In conversations with online channels, we’ve seen some companies where nearly half of their headcount is devoted entirely to order fulfillment–even at companies who are explicitly not merchants, but who are taking on those responsibilities simply because they have no better operational model.
What appears initially to be a quick fix ends up requiring more and more stop-gap solutions of its own, drowning companies in overhead and siphoning headcount away from innovation and into patching a broken system.
Built for advertising, not for shopping
If scraping is so ineffective and error-prone, why does everybody use it? Simply put: until very recently, it’s been the only option out there. What was designed for an advertising-centric internet is currently the only tool available for those attempting to build a commerce-centric internet.
Specifically, web scraping was created for tagging products. Online advertisements traffic in representations only: when you buy an ad unit, you’re just buying the digital depiction of the item, not the actual item. You don’t need to know the inventory, shipping information, or payment info. No physical product needs to change hands.
But we’ve now reached the point where peoples’ behavior and expectations have outpaced existing commerce infrastructure: they not only expect to discover products and services on the internet, they expect to be able to purchase them there as well.
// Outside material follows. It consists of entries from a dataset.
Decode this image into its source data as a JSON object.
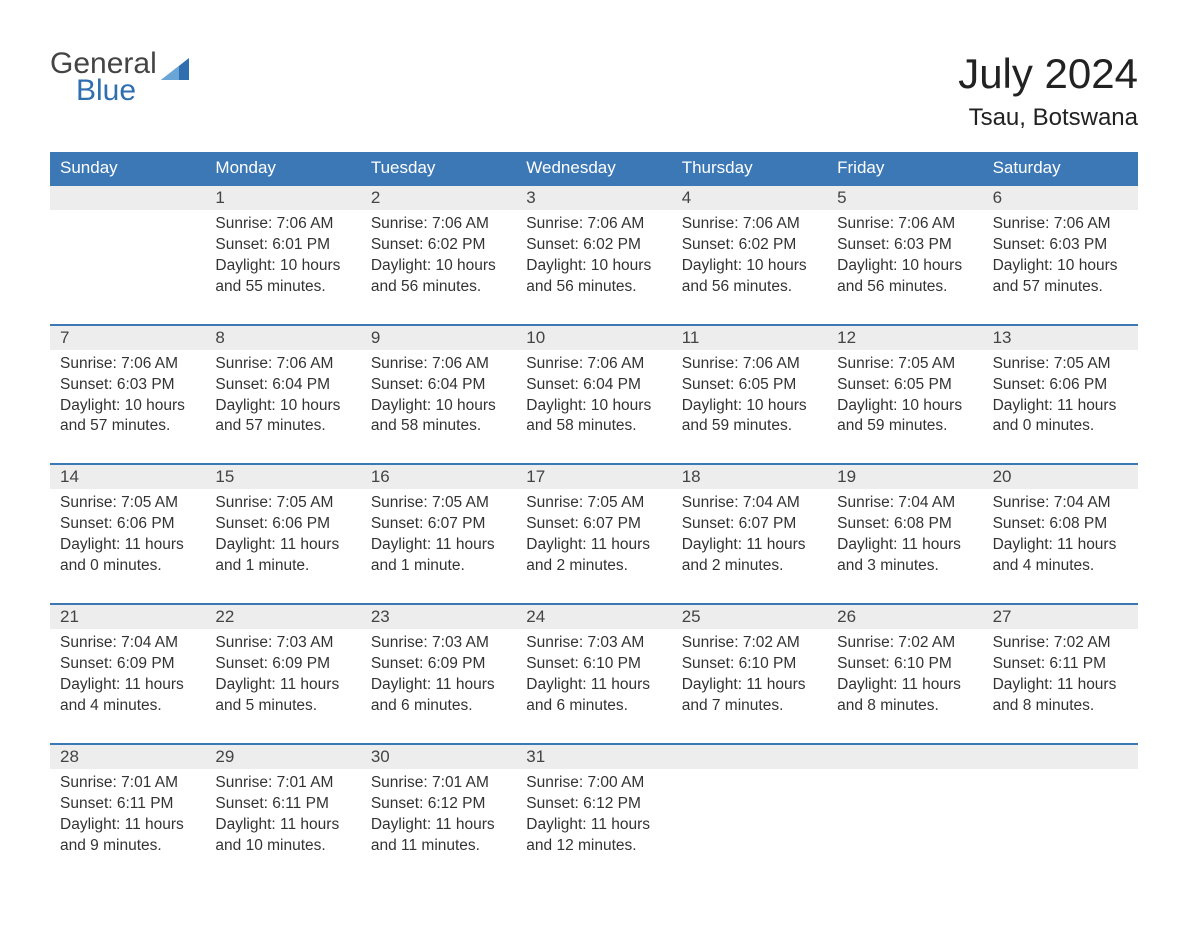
{
  "logo": {
    "general": "General",
    "blue": "Blue",
    "brand_color": "#2f6fb0"
  },
  "header": {
    "month": "July 2024",
    "location": "Tsau, Botswana"
  },
  "calendar": {
    "type": "calendar-table",
    "header_bg": "#3b78b5",
    "header_text_color": "#ffffff",
    "daynum_bg": "#ededed",
    "week_border_color": "#3b78b5",
    "text_color": "#333333",
    "background_color": "#ffffff",
    "day_names": [
      "Sunday",
      "Monday",
      "Tuesday",
      "Wednesday",
      "Thursday",
      "Friday",
      "Saturday"
    ],
    "labels": {
      "sunrise": "Sunrise:",
      "sunset": "Sunset:",
      "daylight": "Daylight:"
    },
    "weeks": [
      [
        {
          "day": "",
          "sunrise": "",
          "sunset": "",
          "daylight1": "",
          "daylight2": ""
        },
        {
          "day": "1",
          "sunrise": "7:06 AM",
          "sunset": "6:01 PM",
          "daylight1": "10 hours",
          "daylight2": "and 55 minutes."
        },
        {
          "day": "2",
          "sunrise": "7:06 AM",
          "sunset": "6:02 PM",
          "daylight1": "10 hours",
          "daylight2": "and 56 minutes."
        },
        {
          "day": "3",
          "sunrise": "7:06 AM",
          "sunset": "6:02 PM",
          "daylight1": "10 hours",
          "daylight2": "and 56 minutes."
        },
        {
          "day": "4",
          "sunrise": "7:06 AM",
          "sunset": "6:02 PM",
          "daylight1": "10 hours",
          "daylight2": "and 56 minutes."
        },
        {
          "day": "5",
          "sunrise": "7:06 AM",
          "sunset": "6:03 PM",
          "daylight1": "10 hours",
          "daylight2": "and 56 minutes."
        },
        {
          "day": "6",
          "sunrise": "7:06 AM",
          "sunset": "6:03 PM",
          "daylight1": "10 hours",
          "daylight2": "and 57 minutes."
        }
      ],
      [
        {
          "day": "7",
          "sunrise": "7:06 AM",
          "sunset": "6:03 PM",
          "daylight1": "10 hours",
          "daylight2": "and 57 minutes."
        },
        {
          "day": "8",
          "sunrise": "7:06 AM",
          "sunset": "6:04 PM",
          "daylight1": "10 hours",
          "daylight2": "and 57 minutes."
        },
        {
          "day": "9",
          "sunrise": "7:06 AM",
          "sunset": "6:04 PM",
          "daylight1": "10 hours",
          "daylight2": "and 58 minutes."
        },
        {
          "day": "10",
          "sunrise": "7:06 AM",
          "sunset": "6:04 PM",
          "daylight1": "10 hours",
          "daylight2": "and 58 minutes."
        },
        {
          "day": "11",
          "sunrise": "7:06 AM",
          "sunset": "6:05 PM",
          "daylight1": "10 hours",
          "daylight2": "and 59 minutes."
        },
        {
          "day": "12",
          "sunrise": "7:05 AM",
          "sunset": "6:05 PM",
          "daylight1": "10 hours",
          "daylight2": "and 59 minutes."
        },
        {
          "day": "13",
          "sunrise": "7:05 AM",
          "sunset": "6:06 PM",
          "daylight1": "11 hours",
          "daylight2": "and 0 minutes."
        }
      ],
      [
        {
          "day": "14",
          "sunrise": "7:05 AM",
          "sunset": "6:06 PM",
          "daylight1": "11 hours",
          "daylight2": "and 0 minutes."
        },
        {
          "day": "15",
          "sunrise": "7:05 AM",
          "sunset": "6:06 PM",
          "daylight1": "11 hours",
          "daylight2": "and 1 minute."
        },
        {
          "day": "16",
          "sunrise": "7:05 AM",
          "sunset": "6:07 PM",
          "daylight1": "11 hours",
          "daylight2": "and 1 minute."
        },
        {
          "day": "17",
          "sunrise": "7:05 AM",
          "sunset": "6:07 PM",
          "daylight1": "11 hours",
          "daylight2": "and 2 minutes."
        },
        {
          "day": "18",
          "sunrise": "7:04 AM",
          "sunset": "6:07 PM",
          "daylight1": "11 hours",
          "daylight2": "and 2 minutes."
        },
        {
          "day": "19",
          "sunrise": "7:04 AM",
          "sunset": "6:08 PM",
          "daylight1": "11 hours",
          "daylight2": "and 3 minutes."
        },
        {
          "day": "20",
          "sunrise": "7:04 AM",
          "sunset": "6:08 PM",
          "daylight1": "11 hours",
          "daylight2": "and 4 minutes."
        }
      ],
      [
        {
          "day": "21",
          "sunrise": "7:04 AM",
          "sunset": "6:09 PM",
          "daylight1": "11 hours",
          "daylight2": "and 4 minutes."
        },
        {
          "day": "22",
          "sunrise": "7:03 AM",
          "sunset": "6:09 PM",
          "daylight1": "11 hours",
          "daylight2": "and 5 minutes."
        },
        {
          "day": "23",
          "sunrise": "7:03 AM",
          "sunset": "6:09 PM",
          "daylight1": "11 hours",
          "daylight2": "and 6 minutes."
        },
        {
          "day": "24",
          "sunrise": "7:03 AM",
          "sunset": "6:10 PM",
          "daylight1": "11 hours",
          "daylight2": "and 6 minutes."
        },
        {
          "day": "25",
          "sunrise": "7:02 AM",
          "sunset": "6:10 PM",
          "daylight1": "11 hours",
          "daylight2": "and 7 minutes."
        },
        {
          "day": "26",
          "sunrise": "7:02 AM",
          "sunset": "6:10 PM",
          "daylight1": "11 hours",
          "daylight2": "and 8 minutes."
        },
        {
          "day": "27",
          "sunrise": "7:02 AM",
          "sunset": "6:11 PM",
          "daylight1": "11 hours",
          "daylight2": "and 8 minutes."
        }
      ],
      [
        {
          "day": "28",
          "sunrise": "7:01 AM",
          "sunset": "6:11 PM",
          "daylight1": "11 hours",
          "daylight2": "and 9 minutes."
        },
        {
          "day": "29",
          "sunrise": "7:01 AM",
          "sunset": "6:11 PM",
          "daylight1": "11 hours",
          "daylight2": "and 10 minutes."
        },
        {
          "day": "30",
          "sunrise": "7:01 AM",
          "sunset": "6:12 PM",
          "daylight1": "11 hours",
          "daylight2": "and 11 minutes."
        },
        {
          "day": "31",
          "sunrise": "7:00 AM",
          "sunset": "6:12 PM",
          "daylight1": "11 hours",
          "daylight2": "and 12 minutes."
        },
        {
          "day": "",
          "sunrise": "",
          "sunset": "",
          "daylight1": "",
          "daylight2": ""
        },
        {
          "day": "",
          "sunrise": "",
          "sunset": "",
          "daylight1": "",
          "daylight2": ""
        },
        {
          "day": "",
          "sunrise": "",
          "sunset": "",
          "daylight1": "",
          "daylight2": ""
        }
      ]
    ]
  }
}
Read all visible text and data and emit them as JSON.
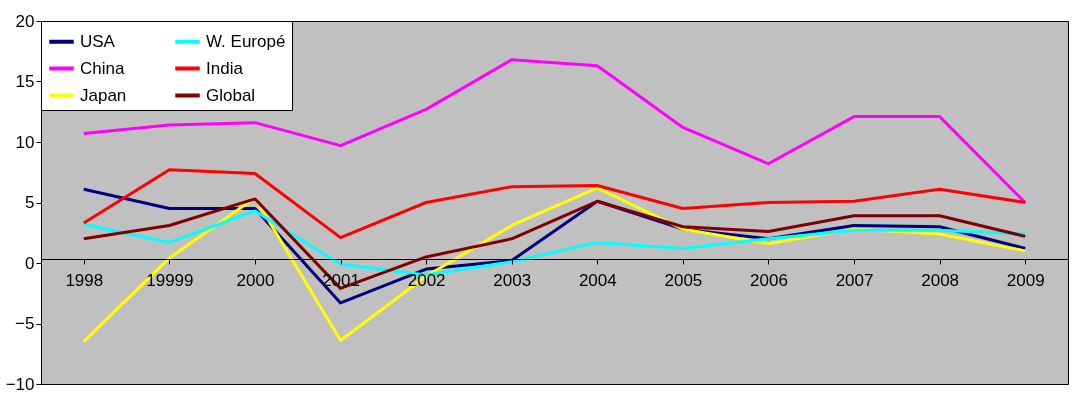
{
  "chart_data": {
    "type": "line",
    "categories": [
      "1998",
      "19999",
      "2000",
      "2001",
      "2002",
      "2003",
      "2004",
      "2005",
      "2006",
      "2007",
      "2008",
      "2009"
    ],
    "series": [
      {
        "name": "USA",
        "color": "#000080",
        "values": [
          6.1,
          4.5,
          4.5,
          -3.3,
          -0.5,
          0.2,
          5.1,
          2.8,
          2.0,
          3.1,
          3.0,
          1.2
        ]
      },
      {
        "name": "China",
        "color": "#ff00ff",
        "values": [
          10.7,
          11.4,
          11.6,
          9.7,
          12.7,
          16.8,
          16.3,
          11.2,
          8.2,
          12.1,
          12.1,
          5.0
        ]
      },
      {
        "name": "Japan",
        "color": "#ffff00",
        "values": [
          -6.5,
          0.4,
          5.4,
          -6.4,
          -1.1,
          3.1,
          6.2,
          2.8,
          1.6,
          2.8,
          2.4,
          1.0
        ]
      },
      {
        "name": "W. Europé",
        "color": "#00ffff",
        "values": [
          3.2,
          1.7,
          4.3,
          -0.1,
          -1.0,
          0.1,
          1.7,
          1.2,
          2.0,
          2.7,
          2.7,
          2.4
        ]
      },
      {
        "name": "India",
        "color": "#ff0000",
        "values": [
          3.3,
          7.7,
          7.4,
          2.1,
          5.0,
          6.3,
          6.4,
          4.5,
          5.0,
          5.1,
          6.1,
          5.0
        ]
      },
      {
        "name": "Global",
        "color": "#800000",
        "values": [
          2.0,
          3.1,
          5.3,
          -2.1,
          0.5,
          2.0,
          5.1,
          3.0,
          2.6,
          3.9,
          3.9,
          2.2
        ]
      }
    ],
    "ylim": [
      -10,
      20
    ],
    "yticks": [
      -10,
      -5,
      0,
      5,
      10,
      15,
      20
    ],
    "grid": false,
    "legend": "top left",
    "marker": "none",
    "line_style": "solid"
  }
}
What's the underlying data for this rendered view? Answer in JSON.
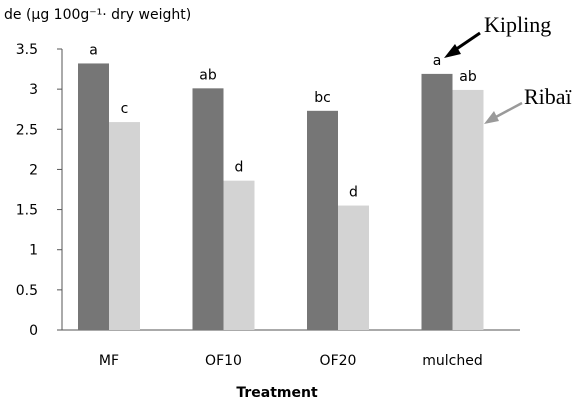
{
  "chart_data": {
    "type": "bar",
    "ylabel": "de (µg 100g⁻¹· dry weight)",
    "xlabel": "Treatment",
    "categories": [
      "MF",
      "OF10",
      "OF20",
      "mulched"
    ],
    "ylim": [
      0,
      3.5
    ],
    "yticks": [
      "0",
      "0.5",
      "1",
      "1.5",
      "2",
      "2.5",
      "3",
      "3.5"
    ],
    "grid": false,
    "series": [
      {
        "name": "Kipling",
        "color": "#767676",
        "values": [
          3.32,
          3.01,
          2.73,
          3.19
        ],
        "letters": [
          "a",
          "ab",
          "bc",
          "a"
        ]
      },
      {
        "name": "Ribaï",
        "color": "#d3d3d3",
        "values": [
          2.59,
          1.86,
          1.55,
          2.99
        ],
        "letters": [
          "c",
          "d",
          "d",
          "ab"
        ]
      }
    ]
  }
}
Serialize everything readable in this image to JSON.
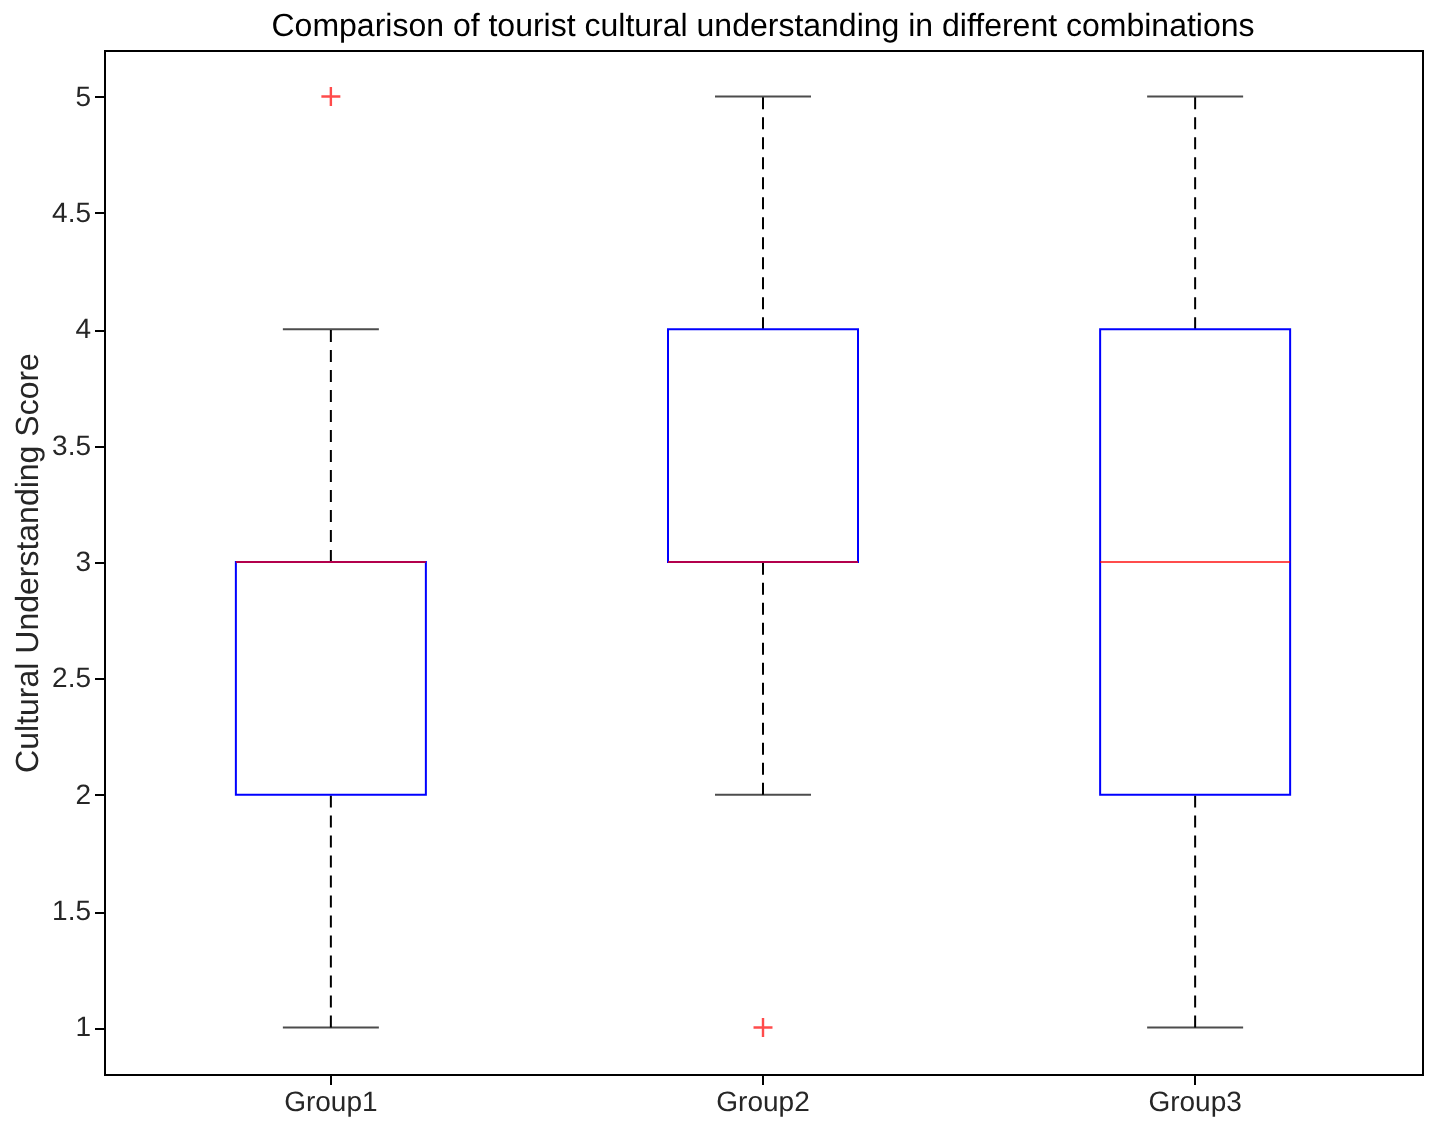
{
  "chart_data": {
    "type": "box",
    "title": "Comparison of tourist cultural understanding in different combinations",
    "ylabel": "Cultural Understanding Score",
    "categories": [
      "Group1",
      "Group2",
      "Group3"
    ],
    "boxes": [
      {
        "low": 1,
        "q1": 2,
        "median": 3,
        "q3": 3,
        "high": 4,
        "outliers": [
          5
        ]
      },
      {
        "low": 2,
        "q1": 3,
        "median": 3,
        "q3": 4,
        "high": 5,
        "outliers": [
          1
        ]
      },
      {
        "low": 1,
        "q1": 2,
        "median": 3,
        "q3": 4,
        "high": 5
      }
    ],
    "ylim": [
      0.8,
      5.2
    ],
    "yticks": [
      1,
      1.5,
      2,
      2.5,
      3,
      3.5,
      4,
      4.5,
      5
    ],
    "grid": false
  }
}
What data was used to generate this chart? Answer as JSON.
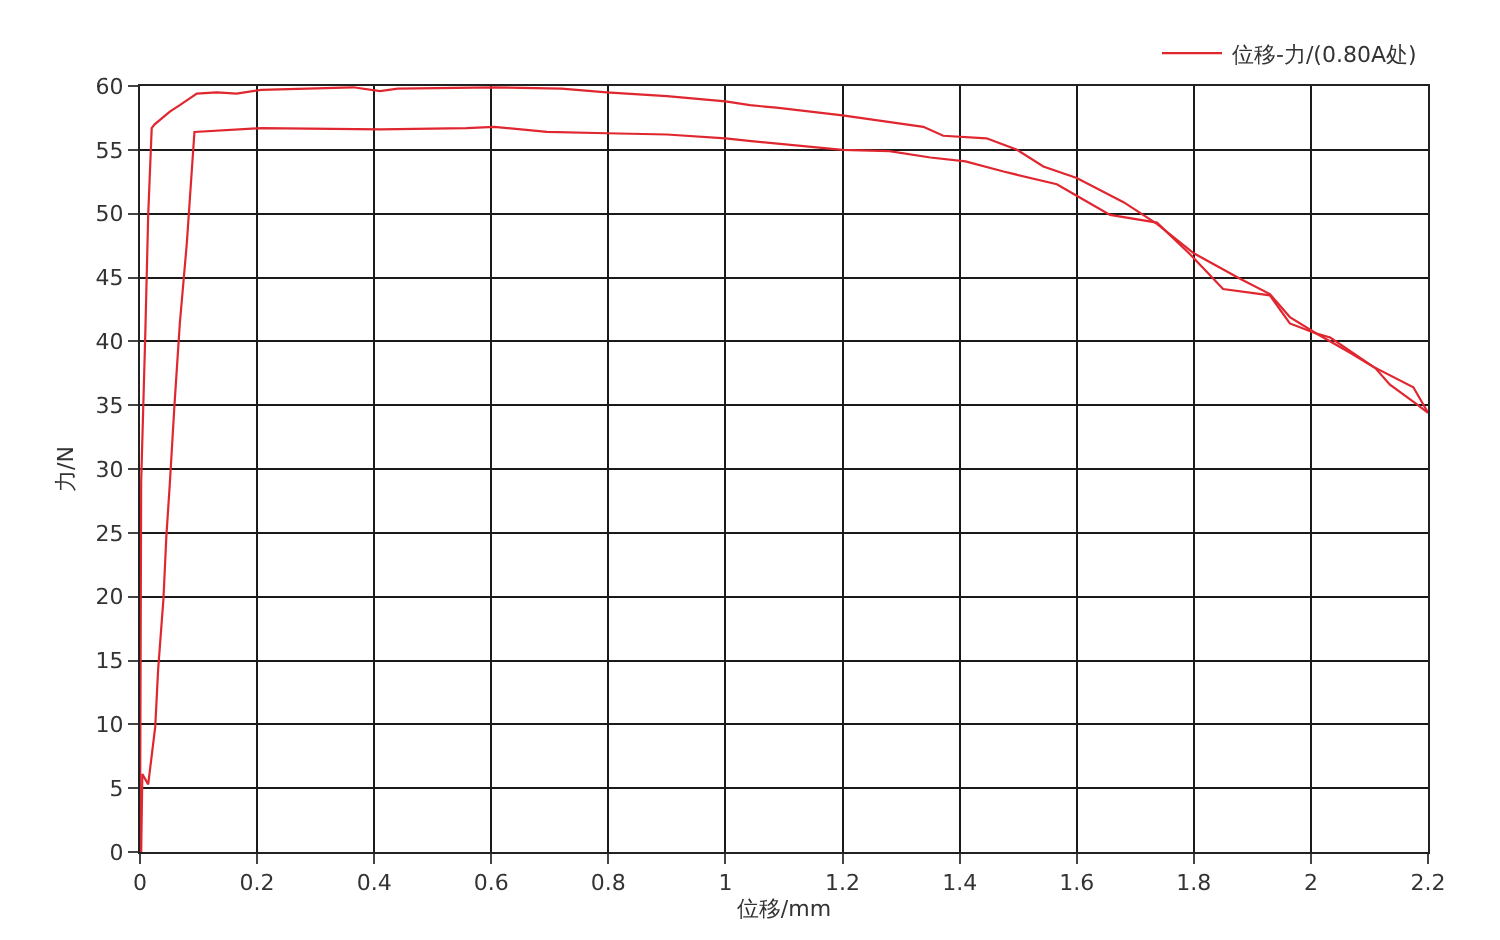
{
  "chart_data": {
    "type": "line",
    "xlabel": "位移/mm",
    "ylabel": "力/N",
    "xlim": [
      0,
      2.2
    ],
    "ylim": [
      0,
      60
    ],
    "xticks": [
      0,
      0.2,
      0.4,
      0.6,
      0.8,
      1,
      1.2,
      1.4,
      1.6,
      1.8,
      2,
      2.2
    ],
    "yticks": [
      0,
      5,
      10,
      15,
      20,
      25,
      30,
      35,
      40,
      45,
      50,
      55,
      60
    ],
    "grid": true,
    "legend": "top right",
    "series": [
      {
        "name": "位移-力/(0.80A处)",
        "color": "#e0262f",
        "x": [
          0,
          0.002,
          0.009,
          0.014,
          0.02,
          0.025,
          0.051,
          0.068,
          0.097,
          0.131,
          0.165,
          0.207,
          0.364,
          0.41,
          0.44,
          0.606,
          0.72,
          0.797,
          0.9,
          1.0,
          1.042,
          1.087,
          1.2,
          1.338,
          1.372,
          1.446,
          1.498,
          1.543,
          1.6,
          1.68,
          1.737,
          1.8,
          1.879,
          1.93,
          1.964,
          2.01,
          2.033,
          2.107,
          2.175,
          2.2
        ],
        "values": [
          0,
          29,
          40.5,
          49.9,
          56.7,
          57.0,
          58.0,
          58.5,
          59.4,
          59.5,
          59.4,
          59.7,
          59.9,
          59.6,
          59.8,
          59.9,
          59.8,
          59.5,
          59.2,
          58.8,
          58.5,
          58.3,
          57.7,
          56.8,
          56.1,
          55.9,
          55.0,
          53.7,
          52.8,
          50.9,
          49.2,
          46.9,
          44.9,
          43.7,
          41.9,
          40.6,
          40.3,
          38.0,
          36.4,
          34.4
        ]
      },
      {
        "color": "#e0262f",
        "x": [
          0.002,
          0.004,
          0.014,
          0.026,
          0.031,
          0.04,
          0.045,
          0.051,
          0.059,
          0.068,
          0.08,
          0.093,
          0.207,
          0.41,
          0.558,
          0.605,
          0.695,
          0.797,
          0.9,
          1.0,
          1.04,
          1.2,
          1.28,
          1.35,
          1.41,
          1.475,
          1.566,
          1.6,
          1.657,
          1.737,
          1.794,
          1.85,
          1.93,
          1.964,
          2.01,
          2.067,
          2.11,
          2.135,
          2.18,
          2.2
        ],
        "values": [
          0,
          6.1,
          5.3,
          9.8,
          14.3,
          19.8,
          24.7,
          28.9,
          35.1,
          41.4,
          47.7,
          56.4,
          56.7,
          56.6,
          56.7,
          56.8,
          56.4,
          56.3,
          56.2,
          55.9,
          55.7,
          55.0,
          54.9,
          54.4,
          54.1,
          53.3,
          52.3,
          51.4,
          49.9,
          49.3,
          46.8,
          44.1,
          43.6,
          41.4,
          40.6,
          39.1,
          37.9,
          36.6,
          35.1,
          34.4
        ]
      }
    ]
  }
}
To close the gap between discovery and purchase, we need a completely different infrastructural paradigm, one based on integration.
Unified integration: built for ecommerce
Violet’s unified ecommerce API is infrastructure built for ecommerce, by engineers who understand the challenges and needs of both channels and merchants firsthand. Our single API integrates with many of the most popular e-commerce platforms, allowing direct connection between merchants’ inventories and channels’ front-end experiences. Instead of just extracting a PDP, Violet addresses every key feature of a successful shopping experience, from discovery all the way through order fulfillment and payout:
Inventory: Because the channel is directly connected to a merchant’s backend, the PDP syncs with inventory information instantly, so shoppers (and channels) always know what’s in stock.
Updates: Updates to a merchant’s website have no effect on their ability to read and exchange product and order information with a channel. Because the data comes directly from their backend, the integration is frontend-agnostic.
Tax & shipping: Violet’s API also pulls all relevant shipping & tax information, so shoppers are never surprised and channels never have to eat unnecessary fees.
Payments: Because Violet connects a channel’s checkout experience directly with the merchant’s backend, payment can be directly facilitated with the Merchant: no duplicate payments, no serving as a merchant of record.
Orders: Orders placed with violet are indistinguishable from orders placed on a merchant’s website. This means they receive the order directly from the shopper, along with all the necessary contact, shipping, and billing information–no middleman necessary.
Tracking, exchanges, and returns: Similarly, all order tracking, exchanges, and returns are handled directly by the merchant. The channel is not involved once the order is placed.
Payouts: Violet also has the ability to automate payouts between merchants and channels, so neither side gets bogged down in extra paperwork or processing.
The end result is a seamless, automated infrastructure that meets shoppers where they are, and frees channels and merchants to do what they do best. Instead of time and resource-consuming “automations,” online channels and aggregators get a frictionless, responsive, and scalable foundation that finally allows them to scale with ease, and devote their resources to innovating and improving their core product.
At Violet, we’re working diligently to create a shopping-forward internet, where integration rules the day and scraping becomes a thing of the past.